To be sure, the transferee has been allowed a deduction for interest paid for the period following his receipt of the transferred assets, as though the liability therefor were his own, without particular emphasis upon whether such interest was imposed by State or Federal law. Cf. Commissioner v. Breyer, 151 F.2d 267 (C.A. 3), affirming a Memorandum Opinion of this Court, and Koppers Co., 3 T.C. 62. But the significant point here is that until the trust fund represented by the transferred assets is exhausted, such interest must be computed under the formula of the Federal statute and not pursuant to a rule of liability fashioned under State law.

We hold that under the applicable provisions of section 292 of the Internal Revenue Code of 1939 interest at the rate of 6 per cent per annum began to run from the respective dates for the filing of the 1942 and 1943 returns.
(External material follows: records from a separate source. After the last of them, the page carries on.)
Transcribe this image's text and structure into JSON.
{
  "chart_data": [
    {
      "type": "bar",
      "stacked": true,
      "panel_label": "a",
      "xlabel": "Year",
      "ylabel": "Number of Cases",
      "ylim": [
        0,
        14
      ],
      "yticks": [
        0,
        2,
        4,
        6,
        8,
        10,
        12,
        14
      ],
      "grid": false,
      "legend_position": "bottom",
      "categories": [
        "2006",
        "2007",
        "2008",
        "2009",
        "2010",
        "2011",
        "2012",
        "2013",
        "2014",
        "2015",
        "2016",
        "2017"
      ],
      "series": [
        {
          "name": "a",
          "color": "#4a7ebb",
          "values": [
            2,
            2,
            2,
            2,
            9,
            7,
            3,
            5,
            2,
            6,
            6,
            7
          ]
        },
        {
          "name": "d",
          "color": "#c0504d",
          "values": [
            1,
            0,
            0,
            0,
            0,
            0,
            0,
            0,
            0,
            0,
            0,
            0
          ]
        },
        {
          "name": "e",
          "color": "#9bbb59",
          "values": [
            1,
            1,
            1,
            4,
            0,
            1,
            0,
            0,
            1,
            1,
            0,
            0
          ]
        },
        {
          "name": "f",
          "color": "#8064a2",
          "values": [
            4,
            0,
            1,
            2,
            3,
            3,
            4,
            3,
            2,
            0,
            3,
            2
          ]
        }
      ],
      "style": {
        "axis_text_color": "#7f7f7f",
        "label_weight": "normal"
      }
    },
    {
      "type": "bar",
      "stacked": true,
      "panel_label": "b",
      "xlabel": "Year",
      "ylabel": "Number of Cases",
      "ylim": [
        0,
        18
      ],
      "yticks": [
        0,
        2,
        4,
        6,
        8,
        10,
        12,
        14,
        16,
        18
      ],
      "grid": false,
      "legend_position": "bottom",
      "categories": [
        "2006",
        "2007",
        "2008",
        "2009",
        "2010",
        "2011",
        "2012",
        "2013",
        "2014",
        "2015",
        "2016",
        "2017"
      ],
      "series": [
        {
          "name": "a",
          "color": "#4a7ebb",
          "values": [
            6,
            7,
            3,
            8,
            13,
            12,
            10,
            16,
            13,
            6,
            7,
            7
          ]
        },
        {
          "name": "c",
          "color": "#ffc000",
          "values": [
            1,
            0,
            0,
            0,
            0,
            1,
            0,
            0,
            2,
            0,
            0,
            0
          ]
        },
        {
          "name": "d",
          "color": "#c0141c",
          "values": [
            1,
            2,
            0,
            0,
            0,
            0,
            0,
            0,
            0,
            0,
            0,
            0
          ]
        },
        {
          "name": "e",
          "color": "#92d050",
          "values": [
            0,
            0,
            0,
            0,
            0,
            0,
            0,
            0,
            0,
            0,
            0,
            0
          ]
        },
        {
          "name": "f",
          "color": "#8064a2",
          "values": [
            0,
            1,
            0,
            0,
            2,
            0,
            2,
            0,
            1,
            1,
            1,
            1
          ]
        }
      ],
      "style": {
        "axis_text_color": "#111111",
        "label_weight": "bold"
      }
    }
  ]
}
Although we accordingly do not find it necessary to discuss the New York law in this connection, it may be well to note that we have examined it and do not find any sound basis for petitioner's position that interest under New York law, if the facts warranted its application, would commence to run any later than from December 31, 1943, the date the assets were transferred to petitioner.

Other questions have been discussed by the parties such as whether interest may be imposed upon interest. No such issues are properly before us. The only issue left open by the stipulation of the parties is ‘the date from which interest should be computed’ on the agreed liabilities. We have decided that issue above, and will not assume that the parties will be unable to resolve any other possible differences between themselves in formulating the

Decision will be entered under Rule 50.